Gostei de ler: "Com tecto, entre ruínas"


«Depois dos salários, do subsídio de desemprego e das despesas em saúde e em educação, chegou agora a vez de as pensões de reforma serem apresentadas como gorduras do Estado. E tal como sucedeu nesses casos anteriores, as pensões são agora o alvo da retórica moralista que acusa a despesa pública de penalizar as gerações futuras para assim justificar a abertura de novos campos de apetitoso negócio para os privados.

A direita suspira há muitos anos pela entrega ao sector financeiro privado da parte de leão da segurança social. Agora volta a ensaiá-la e, como sempre fez anteriormente, invoca para isso a iminência de rutura financeira. Não deixa de ser curioso que o faça poucos meses depois de, no Orçamento do Estado, ter projetado saldos positivos para o subsistema das pensões até 2030. Entre o superavit de então e o risco de colapso de agora está tão-só a pressão crescente sobre a segurança social, inevitável em clima de desemprego galopante e de depressão económica irresponsável.

Sucede que a fixação de tetos às contribuições para o sistema de repartição, sob o pretexto de assim poupar ao Estado o pagamento de pensões acima de um determinado montante no futuro, transferindo o diferencial de desconto para fundos privados, não só não resolve o problema do financiamento da segurança social como se arrisca a agravar exponencialmente a situação. Plafonamento significa redução da receita do Estado [expulsando do sistema aqueles contribuintes que fazem os maiores descontos] e desvio desse montante para o sistema financeiro. Com menos dinheiro, o Estado está vinculado a pagar as mesmas pensões a quem já estava dentro do sistema.
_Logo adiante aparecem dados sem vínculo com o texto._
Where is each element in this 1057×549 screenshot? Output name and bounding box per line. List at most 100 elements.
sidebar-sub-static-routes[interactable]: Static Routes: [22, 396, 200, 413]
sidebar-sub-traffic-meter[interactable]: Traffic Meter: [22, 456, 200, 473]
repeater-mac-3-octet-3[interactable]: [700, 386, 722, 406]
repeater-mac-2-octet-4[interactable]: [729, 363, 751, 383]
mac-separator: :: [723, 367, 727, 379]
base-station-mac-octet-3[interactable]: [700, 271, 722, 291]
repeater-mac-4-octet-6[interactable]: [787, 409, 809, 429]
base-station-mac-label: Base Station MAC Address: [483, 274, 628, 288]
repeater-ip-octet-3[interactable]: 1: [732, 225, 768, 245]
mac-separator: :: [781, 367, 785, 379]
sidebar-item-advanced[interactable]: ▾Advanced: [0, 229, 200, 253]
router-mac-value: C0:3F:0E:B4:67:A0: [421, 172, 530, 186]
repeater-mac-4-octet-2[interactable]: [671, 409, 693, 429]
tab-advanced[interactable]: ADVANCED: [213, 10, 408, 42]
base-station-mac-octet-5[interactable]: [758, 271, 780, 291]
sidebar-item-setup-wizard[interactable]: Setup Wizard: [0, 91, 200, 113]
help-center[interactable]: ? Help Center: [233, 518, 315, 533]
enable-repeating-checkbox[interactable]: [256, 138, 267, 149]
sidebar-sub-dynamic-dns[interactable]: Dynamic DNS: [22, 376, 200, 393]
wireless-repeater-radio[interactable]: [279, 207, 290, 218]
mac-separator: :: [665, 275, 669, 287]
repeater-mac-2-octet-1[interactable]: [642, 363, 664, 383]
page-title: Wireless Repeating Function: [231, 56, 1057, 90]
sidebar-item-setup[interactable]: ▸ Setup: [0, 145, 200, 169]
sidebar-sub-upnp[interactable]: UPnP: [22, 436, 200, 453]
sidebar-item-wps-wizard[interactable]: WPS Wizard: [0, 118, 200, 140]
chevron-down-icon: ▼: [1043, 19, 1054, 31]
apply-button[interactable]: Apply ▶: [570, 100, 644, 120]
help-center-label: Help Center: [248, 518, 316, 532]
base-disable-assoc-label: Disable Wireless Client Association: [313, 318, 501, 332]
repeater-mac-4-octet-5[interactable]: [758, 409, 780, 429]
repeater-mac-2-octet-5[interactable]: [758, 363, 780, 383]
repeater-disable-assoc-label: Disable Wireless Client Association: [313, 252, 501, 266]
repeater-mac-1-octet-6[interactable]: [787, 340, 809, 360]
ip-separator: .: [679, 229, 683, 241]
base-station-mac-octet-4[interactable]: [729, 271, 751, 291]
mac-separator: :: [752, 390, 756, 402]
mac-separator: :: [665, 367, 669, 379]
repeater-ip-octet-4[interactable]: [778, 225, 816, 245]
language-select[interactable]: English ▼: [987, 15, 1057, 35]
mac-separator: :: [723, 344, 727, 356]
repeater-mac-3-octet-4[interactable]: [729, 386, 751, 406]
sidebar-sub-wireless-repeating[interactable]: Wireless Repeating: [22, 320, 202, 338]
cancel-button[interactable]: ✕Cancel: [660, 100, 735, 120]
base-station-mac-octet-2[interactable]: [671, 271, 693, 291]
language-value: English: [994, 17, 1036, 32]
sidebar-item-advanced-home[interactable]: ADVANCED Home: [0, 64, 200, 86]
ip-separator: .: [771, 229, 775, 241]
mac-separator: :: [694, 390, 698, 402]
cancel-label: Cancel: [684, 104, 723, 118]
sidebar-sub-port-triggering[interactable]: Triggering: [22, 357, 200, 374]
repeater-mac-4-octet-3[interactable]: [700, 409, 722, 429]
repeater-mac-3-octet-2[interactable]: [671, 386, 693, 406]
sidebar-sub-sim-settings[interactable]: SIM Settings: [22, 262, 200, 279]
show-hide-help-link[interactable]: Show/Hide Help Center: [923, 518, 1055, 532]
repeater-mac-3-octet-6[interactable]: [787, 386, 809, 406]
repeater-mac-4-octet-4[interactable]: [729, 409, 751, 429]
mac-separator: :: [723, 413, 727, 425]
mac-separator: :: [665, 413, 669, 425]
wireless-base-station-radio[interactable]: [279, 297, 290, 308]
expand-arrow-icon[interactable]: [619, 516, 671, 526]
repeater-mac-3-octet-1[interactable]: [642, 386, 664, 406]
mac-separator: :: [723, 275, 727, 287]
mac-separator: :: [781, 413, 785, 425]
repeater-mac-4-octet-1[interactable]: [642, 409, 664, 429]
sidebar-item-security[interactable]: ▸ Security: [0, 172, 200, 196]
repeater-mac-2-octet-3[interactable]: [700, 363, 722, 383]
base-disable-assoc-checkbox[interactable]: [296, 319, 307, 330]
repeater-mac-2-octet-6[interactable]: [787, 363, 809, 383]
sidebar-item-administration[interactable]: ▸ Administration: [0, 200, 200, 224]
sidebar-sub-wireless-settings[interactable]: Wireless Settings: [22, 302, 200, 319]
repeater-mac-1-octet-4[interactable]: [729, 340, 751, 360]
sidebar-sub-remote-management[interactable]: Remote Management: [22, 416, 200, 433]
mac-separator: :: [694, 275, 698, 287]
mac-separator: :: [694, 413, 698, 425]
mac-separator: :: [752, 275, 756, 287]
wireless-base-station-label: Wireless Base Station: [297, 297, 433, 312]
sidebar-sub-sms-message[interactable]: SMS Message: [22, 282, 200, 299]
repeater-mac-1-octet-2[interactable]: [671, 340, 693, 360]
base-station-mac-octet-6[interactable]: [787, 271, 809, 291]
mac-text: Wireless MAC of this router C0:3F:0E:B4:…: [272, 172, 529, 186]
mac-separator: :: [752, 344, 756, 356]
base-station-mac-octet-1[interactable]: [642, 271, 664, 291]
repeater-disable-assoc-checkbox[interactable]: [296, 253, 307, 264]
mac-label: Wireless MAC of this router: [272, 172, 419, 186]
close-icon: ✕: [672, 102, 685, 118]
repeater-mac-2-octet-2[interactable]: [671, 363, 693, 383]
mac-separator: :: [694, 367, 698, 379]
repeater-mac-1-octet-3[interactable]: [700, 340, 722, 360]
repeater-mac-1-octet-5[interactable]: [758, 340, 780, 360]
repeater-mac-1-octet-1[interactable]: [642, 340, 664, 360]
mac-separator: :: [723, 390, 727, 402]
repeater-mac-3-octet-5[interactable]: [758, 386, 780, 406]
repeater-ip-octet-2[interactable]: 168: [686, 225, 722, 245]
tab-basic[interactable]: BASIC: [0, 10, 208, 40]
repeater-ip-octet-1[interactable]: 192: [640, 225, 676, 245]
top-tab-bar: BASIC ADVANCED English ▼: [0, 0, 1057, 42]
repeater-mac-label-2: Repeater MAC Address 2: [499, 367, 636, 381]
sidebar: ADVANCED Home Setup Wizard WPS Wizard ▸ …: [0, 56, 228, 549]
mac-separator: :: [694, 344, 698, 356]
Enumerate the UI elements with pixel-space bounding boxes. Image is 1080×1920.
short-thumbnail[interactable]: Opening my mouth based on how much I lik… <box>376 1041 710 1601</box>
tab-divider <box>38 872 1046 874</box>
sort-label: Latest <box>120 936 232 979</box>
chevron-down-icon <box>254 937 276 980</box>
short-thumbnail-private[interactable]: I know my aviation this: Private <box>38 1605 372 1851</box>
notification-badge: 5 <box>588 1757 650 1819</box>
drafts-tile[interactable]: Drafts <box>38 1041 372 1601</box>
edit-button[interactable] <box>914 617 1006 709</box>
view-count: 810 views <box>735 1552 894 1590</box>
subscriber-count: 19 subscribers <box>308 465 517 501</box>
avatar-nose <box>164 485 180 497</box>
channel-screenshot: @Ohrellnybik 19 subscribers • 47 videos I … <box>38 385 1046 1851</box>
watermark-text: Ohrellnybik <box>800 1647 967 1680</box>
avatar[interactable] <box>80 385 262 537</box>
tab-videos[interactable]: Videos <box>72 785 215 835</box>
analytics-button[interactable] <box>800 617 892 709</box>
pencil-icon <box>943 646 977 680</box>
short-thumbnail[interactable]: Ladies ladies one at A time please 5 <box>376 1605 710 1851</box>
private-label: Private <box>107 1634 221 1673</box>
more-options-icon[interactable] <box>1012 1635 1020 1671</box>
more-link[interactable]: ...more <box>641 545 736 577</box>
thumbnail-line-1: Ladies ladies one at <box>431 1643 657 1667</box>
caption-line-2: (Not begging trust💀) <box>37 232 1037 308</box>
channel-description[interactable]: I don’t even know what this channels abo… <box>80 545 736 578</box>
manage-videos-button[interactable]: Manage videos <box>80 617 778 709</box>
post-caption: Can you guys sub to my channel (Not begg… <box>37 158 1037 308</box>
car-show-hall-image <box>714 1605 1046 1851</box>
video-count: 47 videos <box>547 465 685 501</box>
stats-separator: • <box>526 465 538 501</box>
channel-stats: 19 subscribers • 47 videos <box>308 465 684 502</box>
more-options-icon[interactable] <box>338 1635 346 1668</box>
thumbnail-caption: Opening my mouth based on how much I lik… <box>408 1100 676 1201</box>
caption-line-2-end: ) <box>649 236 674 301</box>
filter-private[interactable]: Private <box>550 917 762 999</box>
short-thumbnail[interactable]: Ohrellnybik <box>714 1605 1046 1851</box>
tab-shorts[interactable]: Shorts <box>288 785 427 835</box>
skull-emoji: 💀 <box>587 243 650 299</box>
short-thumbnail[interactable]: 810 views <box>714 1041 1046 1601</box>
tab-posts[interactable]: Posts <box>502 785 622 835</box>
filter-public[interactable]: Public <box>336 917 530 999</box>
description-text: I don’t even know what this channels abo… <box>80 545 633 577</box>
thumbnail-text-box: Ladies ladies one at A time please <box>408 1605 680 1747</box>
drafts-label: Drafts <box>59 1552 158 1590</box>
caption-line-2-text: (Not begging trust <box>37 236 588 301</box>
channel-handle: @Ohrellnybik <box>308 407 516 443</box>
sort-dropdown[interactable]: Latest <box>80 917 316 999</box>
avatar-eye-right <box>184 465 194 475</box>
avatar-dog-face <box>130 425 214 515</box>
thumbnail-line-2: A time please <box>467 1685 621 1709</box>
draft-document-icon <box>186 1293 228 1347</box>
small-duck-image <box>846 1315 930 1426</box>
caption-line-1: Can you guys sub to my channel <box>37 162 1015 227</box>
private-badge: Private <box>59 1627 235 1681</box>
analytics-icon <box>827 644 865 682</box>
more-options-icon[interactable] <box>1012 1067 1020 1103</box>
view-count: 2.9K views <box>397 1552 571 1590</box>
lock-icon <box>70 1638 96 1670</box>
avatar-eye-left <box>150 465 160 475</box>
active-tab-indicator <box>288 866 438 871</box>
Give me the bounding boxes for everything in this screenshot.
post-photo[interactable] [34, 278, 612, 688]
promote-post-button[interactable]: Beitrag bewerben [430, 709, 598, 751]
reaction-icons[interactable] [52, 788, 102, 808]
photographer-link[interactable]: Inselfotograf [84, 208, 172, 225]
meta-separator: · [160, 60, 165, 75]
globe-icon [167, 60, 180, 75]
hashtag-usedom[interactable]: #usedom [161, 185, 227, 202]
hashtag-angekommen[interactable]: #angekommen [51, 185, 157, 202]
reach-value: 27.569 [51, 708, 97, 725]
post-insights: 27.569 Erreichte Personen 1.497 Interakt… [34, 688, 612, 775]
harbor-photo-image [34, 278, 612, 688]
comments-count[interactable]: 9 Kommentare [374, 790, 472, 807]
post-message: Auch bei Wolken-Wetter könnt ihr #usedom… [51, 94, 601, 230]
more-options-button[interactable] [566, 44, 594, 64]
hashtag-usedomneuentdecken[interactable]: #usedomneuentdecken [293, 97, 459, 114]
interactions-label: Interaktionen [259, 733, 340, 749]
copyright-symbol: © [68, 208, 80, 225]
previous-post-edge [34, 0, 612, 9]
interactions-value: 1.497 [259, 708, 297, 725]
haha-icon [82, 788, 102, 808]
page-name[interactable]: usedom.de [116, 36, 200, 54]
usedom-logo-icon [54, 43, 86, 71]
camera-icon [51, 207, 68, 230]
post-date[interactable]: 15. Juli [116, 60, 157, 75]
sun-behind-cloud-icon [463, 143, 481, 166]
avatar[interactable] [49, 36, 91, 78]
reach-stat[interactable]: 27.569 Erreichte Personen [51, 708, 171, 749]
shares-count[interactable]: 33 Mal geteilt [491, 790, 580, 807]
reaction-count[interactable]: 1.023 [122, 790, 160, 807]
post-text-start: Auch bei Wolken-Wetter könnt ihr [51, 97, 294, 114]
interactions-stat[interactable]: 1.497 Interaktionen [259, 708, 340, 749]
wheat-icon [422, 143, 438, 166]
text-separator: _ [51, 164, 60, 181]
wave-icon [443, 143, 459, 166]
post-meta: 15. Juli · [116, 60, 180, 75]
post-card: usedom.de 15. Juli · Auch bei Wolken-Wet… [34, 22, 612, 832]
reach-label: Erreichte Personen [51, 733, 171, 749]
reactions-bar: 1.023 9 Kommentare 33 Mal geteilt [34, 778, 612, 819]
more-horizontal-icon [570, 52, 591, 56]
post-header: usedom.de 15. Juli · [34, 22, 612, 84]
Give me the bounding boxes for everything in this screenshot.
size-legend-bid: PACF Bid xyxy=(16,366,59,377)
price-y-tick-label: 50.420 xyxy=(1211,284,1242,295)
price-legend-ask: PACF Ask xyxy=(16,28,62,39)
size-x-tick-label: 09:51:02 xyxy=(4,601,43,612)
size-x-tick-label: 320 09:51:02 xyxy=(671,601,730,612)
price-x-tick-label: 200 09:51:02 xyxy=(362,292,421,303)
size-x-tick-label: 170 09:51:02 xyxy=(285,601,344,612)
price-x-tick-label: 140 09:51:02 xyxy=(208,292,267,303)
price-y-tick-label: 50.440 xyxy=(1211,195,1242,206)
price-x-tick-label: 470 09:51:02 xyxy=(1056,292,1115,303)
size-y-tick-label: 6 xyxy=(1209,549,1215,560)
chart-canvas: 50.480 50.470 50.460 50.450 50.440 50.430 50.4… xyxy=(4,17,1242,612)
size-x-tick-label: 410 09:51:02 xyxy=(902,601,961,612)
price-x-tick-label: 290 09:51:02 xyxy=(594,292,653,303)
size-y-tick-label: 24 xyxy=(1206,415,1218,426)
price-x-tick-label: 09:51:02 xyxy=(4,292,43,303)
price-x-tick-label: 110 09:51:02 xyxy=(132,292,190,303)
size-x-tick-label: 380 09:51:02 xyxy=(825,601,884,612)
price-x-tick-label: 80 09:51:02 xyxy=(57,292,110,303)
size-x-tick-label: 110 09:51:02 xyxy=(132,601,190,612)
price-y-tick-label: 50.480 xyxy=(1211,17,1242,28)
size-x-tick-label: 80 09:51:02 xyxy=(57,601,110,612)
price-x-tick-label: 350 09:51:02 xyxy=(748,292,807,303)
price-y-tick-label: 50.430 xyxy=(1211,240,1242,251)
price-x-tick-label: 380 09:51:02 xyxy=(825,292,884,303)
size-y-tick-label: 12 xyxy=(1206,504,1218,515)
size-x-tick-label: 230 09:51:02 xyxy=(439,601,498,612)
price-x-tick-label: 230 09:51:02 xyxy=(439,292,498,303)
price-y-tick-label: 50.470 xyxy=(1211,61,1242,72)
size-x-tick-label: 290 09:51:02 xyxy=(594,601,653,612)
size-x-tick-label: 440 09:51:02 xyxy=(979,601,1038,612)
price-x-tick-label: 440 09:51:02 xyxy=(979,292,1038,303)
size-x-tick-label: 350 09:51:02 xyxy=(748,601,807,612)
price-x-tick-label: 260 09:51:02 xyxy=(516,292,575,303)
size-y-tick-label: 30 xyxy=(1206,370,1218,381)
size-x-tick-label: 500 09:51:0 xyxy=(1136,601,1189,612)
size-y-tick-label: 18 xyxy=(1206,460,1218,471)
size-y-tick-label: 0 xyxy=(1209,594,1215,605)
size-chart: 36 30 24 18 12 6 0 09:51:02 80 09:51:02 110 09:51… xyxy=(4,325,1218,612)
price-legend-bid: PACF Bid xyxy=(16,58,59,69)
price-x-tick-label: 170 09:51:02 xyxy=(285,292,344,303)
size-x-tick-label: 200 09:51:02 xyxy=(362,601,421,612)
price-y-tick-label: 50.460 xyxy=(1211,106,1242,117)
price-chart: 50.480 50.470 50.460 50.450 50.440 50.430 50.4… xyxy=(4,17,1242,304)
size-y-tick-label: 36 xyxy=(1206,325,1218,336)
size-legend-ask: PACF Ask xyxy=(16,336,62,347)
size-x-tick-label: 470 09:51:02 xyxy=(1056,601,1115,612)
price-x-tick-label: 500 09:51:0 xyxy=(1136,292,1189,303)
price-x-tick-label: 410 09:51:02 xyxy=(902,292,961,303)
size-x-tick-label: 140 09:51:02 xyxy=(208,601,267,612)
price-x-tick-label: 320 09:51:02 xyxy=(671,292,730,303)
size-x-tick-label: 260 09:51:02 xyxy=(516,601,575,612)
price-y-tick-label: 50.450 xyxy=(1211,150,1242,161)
O que significa que durante um período transitório de décadas o afundamento do défice das contas públicas será o alimento deste capricho ideológico da direita. Por isso mesmo, invocar o argumento da justiça intergeracional para justificar esta escolha é do domínio do humor negro: serão as gerações futuras que mais oneradas ficarão com o pagamento de um défice crescente daqui resultante. Num tempo como este, em que a direita faz da redução do défice o alfa e ómega da governação, valerá a pena recordar que, em proposta neste sentido apresentada em 2006, o PSD propunha que o Estado emitisse dívida pública no valor de 9000 milhões de euros para assegurar a solvabilidade de um sistema com uma receita dramaticamente reduzida...

Mas, para lá deste impacto transitório, há um traço de fundo que marca esta obsessão da direita pelo fim da exclusividade pública da segurança social. E esse é o da criação de um sistema dualista com uma componente pública para pobres, uma segurança social de mínimos, e uma segurança social privada, totalmente divorciada dos princípios elementares da universalidade e da solidariedade intergeracional e tão volátil e seletivo como volátil e seletivo é o mercado. Mas mais: o que assim se anima é a lógica absurda de uma segurança social insegura. Os fundos de pensões são hoje o rosto de massas monetárias imensas em permanente circulação especulativa em escala global. Onde os cidadãos esperam ver um reduto de previsibilidade haverá, pois, um jogo de alto risco. Claro, se correr mal lá se invocará a responsabilidade do Estado para prevenir riscos sistémicos. Conhecemos a história.

Confiar a quem gerou a crise em que estamos mergulhados a gestão da nossa segurança material futura é uma inconsciência sem nome. Ou melhor, é mais uma renda garantida para o sector financeiro. O fim dos direitos adquiridos tem dias. Para os jogadores institucionais de roleta, o negócio privado das nossas reformas é mais um bónus. O preço é a nossa insegurança.» – José Manuel Pureza, no DN.